Emile probeerde zo goed mogelijk aan haar uit te leggen wie Ischa Meijer was, al was hij voor ons ook folklore, we kenden hem alleen uit de verhalen van onze vaders, maar de wereld komt juist meestal het best tot zijn recht in verhalen van vaders, dus we waren op een bizarre manier ook aan hem gehecht, omdat zijn silhouet was opgebouwd door onze vaders. Na de dood van David Bowie, door mijn vader altijd liefdevol Davide genoemd, was ik ook een week lang van slag, alsof er een pilaar uit de tempel van mijn paternal chora was stukgeslagen.
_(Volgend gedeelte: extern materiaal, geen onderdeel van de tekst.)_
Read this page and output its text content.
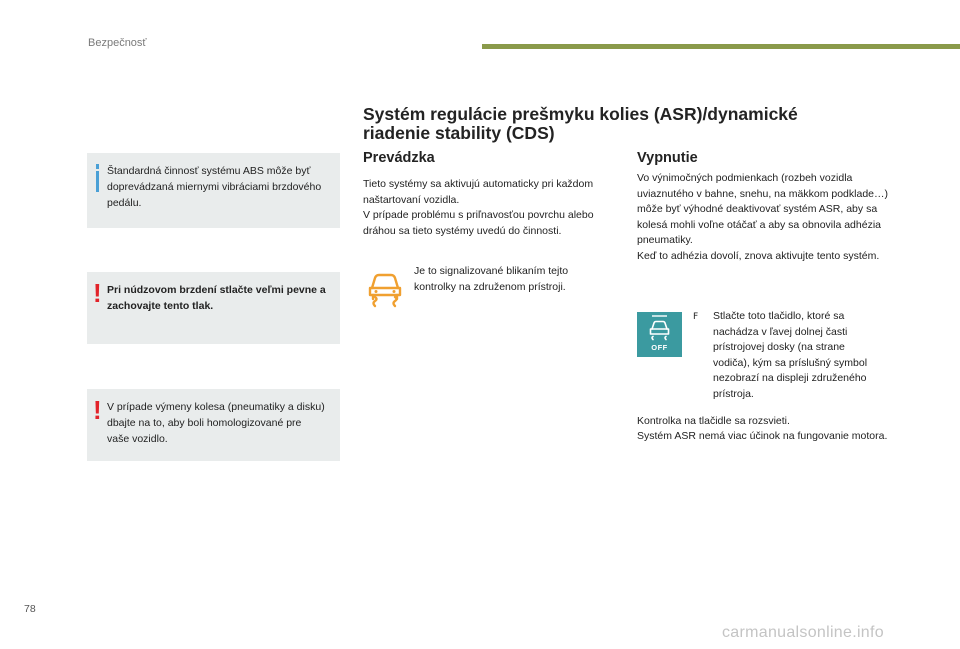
Bezpečnosť
Štandardná činnosť systému ABS môže byť doprevádzaná miernymi vibráciami brzdového pedálu.
! Pri núdzovom brzdení stlačte veľmi pevne a zachovajte tento tlak.
! V prípade výmeny kolesa (pneumatiky a disku) dbajte na to, aby boli homologizované pre vaše vozidlo.
Systém regulácie prešmyku kolies (ASR)/dynamické
riadenie stability (CDS)
Prevádzka
Tieto systémy sa aktivujú automaticky pri každom naštartovaní vozidla.
V prípade problému s priľnavosťou povrchu alebo dráhou sa tieto systémy uvedú do činnosti.
Je to signalizované blikaním tejto kontrolky na združenom prístroji.
Vypnutie
Vo výnimočných podmienkach (rozbeh vozidla uviaznutého v bahne, snehu, na mäkkom podklade…) môže byť výhodné deaktivovať systém ASR, aby sa kolesá mohli voľne otáčať a aby sa obnovila adhézia pneumatiky.
Keď to adhézia dovolí, znova aktivujte tento systém.
OFF
F Stlačte toto tlačidlo, ktoré sa nachádza v ľavej dolnej časti prístrojovej dosky (na strane vodiča), kým sa príslušný symbol nezobrazí na displeji združeného prístroja.
Kontrolka na tlačidle sa rozsvieti.
Systém ASR nemá viac účinok na fungovanie motora.
78
carmanualsonline.info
Tijdens de hoogtij dagen van zijn muziek bestond ik nog niet, dus ik schaamde me een beetje voor het verdriet dat niet van mij was, tot ik me opgelucht realiseerde dat over de hele wereld overal mensen op straat tranen met tuiten huilden, omdat er ook een scheur zat in hun paternal chora.

Ilse vervolgde onze rondleiding en begon meer steentjes op Joodse graven te leggen, die ik omdraaide om rode hartjes op te kliederen. Ze vertelde over de reis die ze met haar ex-vriend naar Auschwitz had gemaakt, terwijl we steeds steentjes bij elkaar scharrelden en met hartjes aanvulden. Ilse gaf paarse lenteklokjes aan Hans van Mierlo, Emile veegde losse takjes van het graf van Mulisch en ik bracht een saluut aan Ramses Shaffy, die vroeger mee hinkelde met mijn moeder als ze voor de flat aan het spelen was. Emile werd in de schaduw van de boom bij Mulisch even een beetje sip: “Er is eigenlijk bijna geen goede denker, radiomaker of politicus meer over”. We wierpen een bezorgde blik op Ilse, maar die dwarrelde voor ons uit terug de bewoonde wereld in, met de boodschap dat ze vreselijk veel zin had in kip uit de oven.